Eckinger verwahrte sich gegen Überlegungen, einen Teil der angehenden Lehrer bereits mit einem Bachelorabschluss in die Schule zu entlassen. Solche Pläne konterkarierten die Bemühungen der KMK zur Steigerung der Qualität im deutschen Bildungssystem. Der VBE fordere für alle Lehrämter den Masterabschluss. Der Ort der Lehrerbildung müsse die Universität bleiben. Billiglehrer oder eine Unterscheidung in höhere oder niedere Lehrer seien keine Antwort auf PISA. Gleichzeitig forderte Eckinger im Rahmen der Spitzenforschung an deutschen Universitäten Exzellenzzentren für die erziehungswissenschaftliche Forschung und Lehre. Lehrerbildung dürfe nicht länger fünftes Rad am Wagen sein.
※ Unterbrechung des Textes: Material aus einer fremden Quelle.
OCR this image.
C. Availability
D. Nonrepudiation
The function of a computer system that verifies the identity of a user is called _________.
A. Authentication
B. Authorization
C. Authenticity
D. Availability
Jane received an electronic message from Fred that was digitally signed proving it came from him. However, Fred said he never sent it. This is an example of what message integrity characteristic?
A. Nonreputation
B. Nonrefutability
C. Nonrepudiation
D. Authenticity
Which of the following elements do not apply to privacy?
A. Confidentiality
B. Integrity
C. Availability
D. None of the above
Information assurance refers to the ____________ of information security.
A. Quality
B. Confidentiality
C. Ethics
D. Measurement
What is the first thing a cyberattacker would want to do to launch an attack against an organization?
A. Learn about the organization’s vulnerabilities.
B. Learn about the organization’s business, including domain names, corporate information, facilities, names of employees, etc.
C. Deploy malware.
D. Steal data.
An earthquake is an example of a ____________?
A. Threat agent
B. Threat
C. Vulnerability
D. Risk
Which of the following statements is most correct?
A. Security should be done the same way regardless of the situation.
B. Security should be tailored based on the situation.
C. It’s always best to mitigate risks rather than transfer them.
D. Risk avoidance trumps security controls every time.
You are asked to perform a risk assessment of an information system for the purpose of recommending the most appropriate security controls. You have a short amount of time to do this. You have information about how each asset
Eckinger machte klar: Wir müssen in Zukunft viel gezielter für ein Lehramtsstudium werben. Wir brauchen die am besten geeigneten jungen Menschen im Lehrerberuf. Lehrerinnen und Lehrer müssen Experten für Unterricht und Erziehung sein. Lehrerinnen und Lehrer seien viel zu lange zu Regulatoren kybernetischer Lernprozesse degradiert worden. Lehrerinnen und Lehrer seien pädagogische Marathonläufer. Sie könnten aber nur ans Ziel kommen, wenn sie sich als Menschen einbrächten, die die Persönlichkeit der Kinder und Jugendlichen forderten und förderten.
Eckinger, Behrend und Arlt machten übereinstimmend deutlich, dass die Anwerbung von qualifizierten Lehrerinnen und Lehrern ebenso wie ihre weitere Berufspraxis ganz entscheidend von guten Rahmenbedingungen abhänge. Dazu gehöre auch eine der Bedeutung des Berufs angemessene Besoldung und Versorgung. Die Entscheidung für den Lehrerberuf müsse durch Beratung, Eignungstests und eingehende Selbstüberprüfung fundiert werden.
Der Weltlehrertag wird in diesem Jahr am 5. Oktober zum zehnten Mal begangen und geht auf einen Beschluss von UNESCO, ILO und Education International (EI) zurück. Der VBE, eine der Gründungsorganisationen der EI, wirbt in der politischen Öffentlichkeit, auf seinen Veranstaltungen und in Schulen für das Anliegen des Weltlehrertags 2004: Qualifizierte Lehrkräfte für den Beruf gewinnen und im Beruf halten.